Une telle désinformation a forcément un objectif précis.
Elle en a deux, bien distincts.
Le premier est spécifique à la branche. 2001-2004 : éclatement de la bulle Internet, crise des Télécoms, et surtout pression des clients sur la révision des tarifs à la baisse ... Les SSII ont licencié massivement, le plus souvent sans PSE ni suite aux prud'hommes, environ 30.000 informaticiens. Leur image de marque s"en est trouvée profondément dégradée.
D'autant que la réalité des conditions de travail du secteur a enfin commencé à se faire jour. Et les étudiants s'en sont donc détourné : catastrophe pour une profession qui, comme l'a dit Monolecte, consomme essentiellement du JD.
Or, oui, dans certains secteurs (avant tout la grosse artillerie qui permet aux grosses entreprises et aux multinationales de fonctionner - et de délocaliser - et la finance), le marché repart, et génère un turn-over conséquent sur un segment précis : bac+5, <35 ans, Paris, Lyon, PACA, pour être large.
Il y a donc pénurie d'informaticiens peu expérimentés à qui l'on demande en outre, de plus en plus, d'effecter les tâches normalement confiées à des gens d'expérience. Il y a déqualification programmée des métiers, qui ne gêne en rien un patronat qui n'a jamais eu d'autres objectifs qu'à très court-terme.
En fait, il y n'a pénurie que parce que l'
on maintient délibérement 30 à 40.000 informaticiens au chômage.
Je ne crois pas que l'"importation d'informaticiens indiens" soit d'ores et déjà une option, sinon à la marge. Les pays de l'Est sont sans doute un meilleur choix, mais pour l'instant, c'est encore une perspective à quelques années.
Le deuxième mobile est moins évident en apparence. Bien qu'exposé noir sur blanc dans le dernier article de Libé :
Marjorie Philibert a écrit :C'est le seul métier qualifié à être entré cette année dans le fameux classement des dix métiers les plus recherchés.
Les TIC ont toujours été mise en avant comme secteur créant indéfiniment de l'emploi alors qu'elles en détruisent de fait :
Sylvie Craipeau, l'Entreprise Communicante, a écrit :Pour 1 emploi créé sur un projet ERP, 6 sont détruits.
Le vrai problème que l'on cherche à masquer, c'est que si les TIC ne créent pas d'emploi, alors,
il n'y a plus aucun secteur qui crée de l'emploi qualifié.

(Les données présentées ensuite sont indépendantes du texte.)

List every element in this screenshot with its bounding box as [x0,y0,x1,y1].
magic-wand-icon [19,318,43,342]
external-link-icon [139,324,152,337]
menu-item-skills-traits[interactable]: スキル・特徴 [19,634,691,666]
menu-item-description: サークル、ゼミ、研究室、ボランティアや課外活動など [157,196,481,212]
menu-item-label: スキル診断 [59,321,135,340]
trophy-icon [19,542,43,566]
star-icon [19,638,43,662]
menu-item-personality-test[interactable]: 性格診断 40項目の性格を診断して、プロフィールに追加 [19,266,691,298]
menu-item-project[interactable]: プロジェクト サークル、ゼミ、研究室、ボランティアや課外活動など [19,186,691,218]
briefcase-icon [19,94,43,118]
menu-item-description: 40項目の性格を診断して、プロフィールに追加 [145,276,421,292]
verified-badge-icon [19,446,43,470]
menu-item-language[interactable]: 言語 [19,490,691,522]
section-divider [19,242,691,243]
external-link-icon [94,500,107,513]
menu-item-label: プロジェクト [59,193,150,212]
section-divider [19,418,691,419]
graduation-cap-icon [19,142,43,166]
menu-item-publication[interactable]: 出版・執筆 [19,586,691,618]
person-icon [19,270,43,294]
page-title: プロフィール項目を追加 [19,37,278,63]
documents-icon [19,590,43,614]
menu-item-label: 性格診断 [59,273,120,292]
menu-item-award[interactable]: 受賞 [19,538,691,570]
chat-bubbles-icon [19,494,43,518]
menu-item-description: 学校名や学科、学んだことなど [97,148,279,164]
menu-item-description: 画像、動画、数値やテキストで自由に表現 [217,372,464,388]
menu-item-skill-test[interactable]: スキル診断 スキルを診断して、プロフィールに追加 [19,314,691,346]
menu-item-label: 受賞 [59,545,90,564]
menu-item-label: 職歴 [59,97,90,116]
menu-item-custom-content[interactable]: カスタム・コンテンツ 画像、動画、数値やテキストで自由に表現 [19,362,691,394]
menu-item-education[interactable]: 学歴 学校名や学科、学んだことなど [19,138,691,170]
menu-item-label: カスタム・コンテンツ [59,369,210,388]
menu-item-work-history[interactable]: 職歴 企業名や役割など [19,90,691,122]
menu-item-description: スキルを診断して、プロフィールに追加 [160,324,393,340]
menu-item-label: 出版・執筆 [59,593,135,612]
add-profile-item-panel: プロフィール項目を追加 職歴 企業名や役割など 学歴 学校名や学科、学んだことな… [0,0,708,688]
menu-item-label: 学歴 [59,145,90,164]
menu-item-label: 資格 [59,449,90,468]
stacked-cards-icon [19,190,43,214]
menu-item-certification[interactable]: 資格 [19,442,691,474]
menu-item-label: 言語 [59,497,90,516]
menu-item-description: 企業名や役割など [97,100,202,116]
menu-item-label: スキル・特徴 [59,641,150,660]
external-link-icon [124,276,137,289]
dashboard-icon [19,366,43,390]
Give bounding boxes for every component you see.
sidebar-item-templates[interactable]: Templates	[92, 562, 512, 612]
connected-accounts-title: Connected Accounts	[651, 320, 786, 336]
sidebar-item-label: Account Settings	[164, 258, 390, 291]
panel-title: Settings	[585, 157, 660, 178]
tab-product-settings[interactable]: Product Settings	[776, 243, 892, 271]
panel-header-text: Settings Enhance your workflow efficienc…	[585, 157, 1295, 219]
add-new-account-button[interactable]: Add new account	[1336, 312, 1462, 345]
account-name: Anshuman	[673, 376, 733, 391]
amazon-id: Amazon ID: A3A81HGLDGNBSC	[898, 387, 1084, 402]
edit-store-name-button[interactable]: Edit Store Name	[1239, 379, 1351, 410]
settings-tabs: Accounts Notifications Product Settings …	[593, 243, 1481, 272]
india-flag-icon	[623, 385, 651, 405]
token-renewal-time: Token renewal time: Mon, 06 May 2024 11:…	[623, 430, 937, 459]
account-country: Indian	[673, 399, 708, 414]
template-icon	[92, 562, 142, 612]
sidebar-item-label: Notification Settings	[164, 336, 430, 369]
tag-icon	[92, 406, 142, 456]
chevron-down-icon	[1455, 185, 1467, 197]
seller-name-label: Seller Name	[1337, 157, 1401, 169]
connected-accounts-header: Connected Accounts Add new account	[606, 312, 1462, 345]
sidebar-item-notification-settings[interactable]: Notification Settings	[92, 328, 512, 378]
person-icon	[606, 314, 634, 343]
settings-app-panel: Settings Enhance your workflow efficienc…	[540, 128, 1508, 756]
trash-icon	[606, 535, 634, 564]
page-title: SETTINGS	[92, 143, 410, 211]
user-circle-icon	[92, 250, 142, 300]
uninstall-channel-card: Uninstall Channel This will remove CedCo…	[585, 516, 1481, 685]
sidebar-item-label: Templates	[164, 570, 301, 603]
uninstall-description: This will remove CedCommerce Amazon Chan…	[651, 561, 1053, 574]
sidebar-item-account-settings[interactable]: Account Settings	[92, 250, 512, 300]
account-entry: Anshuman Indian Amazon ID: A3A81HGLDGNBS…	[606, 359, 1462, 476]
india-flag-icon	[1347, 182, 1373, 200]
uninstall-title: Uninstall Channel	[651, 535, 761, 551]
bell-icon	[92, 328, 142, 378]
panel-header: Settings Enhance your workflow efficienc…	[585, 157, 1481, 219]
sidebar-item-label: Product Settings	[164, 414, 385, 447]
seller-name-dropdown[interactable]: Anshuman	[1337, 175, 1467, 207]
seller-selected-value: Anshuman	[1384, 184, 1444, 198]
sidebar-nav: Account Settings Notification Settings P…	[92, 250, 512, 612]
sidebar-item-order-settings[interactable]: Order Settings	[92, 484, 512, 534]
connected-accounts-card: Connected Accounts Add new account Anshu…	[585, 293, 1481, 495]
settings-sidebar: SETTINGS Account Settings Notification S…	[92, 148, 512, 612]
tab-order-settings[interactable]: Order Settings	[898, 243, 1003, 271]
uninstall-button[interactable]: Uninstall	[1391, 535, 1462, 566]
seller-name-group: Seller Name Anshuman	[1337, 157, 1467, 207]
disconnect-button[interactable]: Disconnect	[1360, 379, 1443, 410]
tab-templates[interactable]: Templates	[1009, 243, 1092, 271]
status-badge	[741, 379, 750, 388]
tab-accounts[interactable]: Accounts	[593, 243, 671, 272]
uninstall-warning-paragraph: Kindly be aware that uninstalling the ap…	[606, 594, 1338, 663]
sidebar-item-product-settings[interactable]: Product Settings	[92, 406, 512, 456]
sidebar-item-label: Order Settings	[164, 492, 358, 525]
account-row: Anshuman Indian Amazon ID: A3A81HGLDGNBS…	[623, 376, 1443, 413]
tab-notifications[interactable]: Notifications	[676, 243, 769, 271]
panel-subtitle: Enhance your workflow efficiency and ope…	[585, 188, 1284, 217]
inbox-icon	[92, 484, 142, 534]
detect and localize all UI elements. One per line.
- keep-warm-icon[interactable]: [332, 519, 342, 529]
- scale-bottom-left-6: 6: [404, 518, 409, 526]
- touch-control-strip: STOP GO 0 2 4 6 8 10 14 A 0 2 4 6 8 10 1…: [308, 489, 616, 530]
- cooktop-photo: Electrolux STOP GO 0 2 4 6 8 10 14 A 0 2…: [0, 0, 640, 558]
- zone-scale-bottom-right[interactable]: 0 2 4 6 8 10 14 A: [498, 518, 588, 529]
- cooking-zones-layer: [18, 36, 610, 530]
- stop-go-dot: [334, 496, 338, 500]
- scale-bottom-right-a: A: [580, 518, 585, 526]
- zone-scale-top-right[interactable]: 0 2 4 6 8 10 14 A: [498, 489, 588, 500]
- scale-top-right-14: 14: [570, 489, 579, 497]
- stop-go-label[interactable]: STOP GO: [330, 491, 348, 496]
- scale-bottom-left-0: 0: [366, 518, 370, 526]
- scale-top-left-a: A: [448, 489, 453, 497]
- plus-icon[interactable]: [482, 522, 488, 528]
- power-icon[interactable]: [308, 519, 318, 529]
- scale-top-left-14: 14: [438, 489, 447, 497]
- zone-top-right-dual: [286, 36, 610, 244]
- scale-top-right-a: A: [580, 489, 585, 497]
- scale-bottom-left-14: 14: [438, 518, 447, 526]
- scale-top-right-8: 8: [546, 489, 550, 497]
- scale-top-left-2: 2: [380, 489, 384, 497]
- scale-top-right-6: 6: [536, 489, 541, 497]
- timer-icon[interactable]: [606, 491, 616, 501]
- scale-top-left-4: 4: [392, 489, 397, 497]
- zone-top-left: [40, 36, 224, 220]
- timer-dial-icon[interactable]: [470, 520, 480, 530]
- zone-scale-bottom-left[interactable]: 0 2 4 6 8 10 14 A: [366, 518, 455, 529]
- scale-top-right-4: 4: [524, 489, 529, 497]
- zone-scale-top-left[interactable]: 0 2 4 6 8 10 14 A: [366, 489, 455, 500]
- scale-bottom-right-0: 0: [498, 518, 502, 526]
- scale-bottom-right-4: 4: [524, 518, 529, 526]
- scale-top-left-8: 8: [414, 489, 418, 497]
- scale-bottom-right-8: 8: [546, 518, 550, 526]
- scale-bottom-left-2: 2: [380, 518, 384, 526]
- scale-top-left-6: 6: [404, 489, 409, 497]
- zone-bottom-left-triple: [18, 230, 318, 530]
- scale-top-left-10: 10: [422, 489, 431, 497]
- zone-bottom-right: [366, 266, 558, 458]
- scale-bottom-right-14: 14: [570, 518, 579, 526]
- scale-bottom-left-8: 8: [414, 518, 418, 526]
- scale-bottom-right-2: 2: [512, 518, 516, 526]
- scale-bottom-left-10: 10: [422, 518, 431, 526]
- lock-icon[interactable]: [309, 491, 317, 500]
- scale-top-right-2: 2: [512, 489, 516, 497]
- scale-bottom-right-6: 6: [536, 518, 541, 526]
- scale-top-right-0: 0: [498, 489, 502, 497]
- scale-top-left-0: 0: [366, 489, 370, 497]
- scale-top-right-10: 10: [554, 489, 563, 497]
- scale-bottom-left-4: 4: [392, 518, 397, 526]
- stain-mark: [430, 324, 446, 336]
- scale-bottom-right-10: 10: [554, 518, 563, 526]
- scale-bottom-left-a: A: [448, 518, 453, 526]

Raison pour laquelle, bien au delà des préocuppations mesquines du patronant de la branche, qui ne représente que 600.000 emplois environ, dont la moitié seulement pour les SSII, il faut absolument entretenir le mythe de la "pénurie d'informaticiens".
Sans quoi, il faut avouer qu'il ne nous reste alors plus que les fameux secteurs sous tension : le bâtiment, l'hôtellerie, c'est-à-dire, très simplement :
une économie de pays sous-développé. Avec comme cela a toujours été le cas dans ces économies-là, sa caste d'aristocrates riches et puissants, ses inégaltés sociales de plus en plus prononcées, et quand démocratie même il y a, sous très haute surveillance.
On ne le répétera jamais assez : tout ce qui touche aux TIC, entendu au sens large, Informatique ET Télécommunications, comporte des enjeux qui vont bien au delà du seul secteur d'activité. Je ne vois guère que la question du pétrole, qui soit aujourd'hui plus brûlante.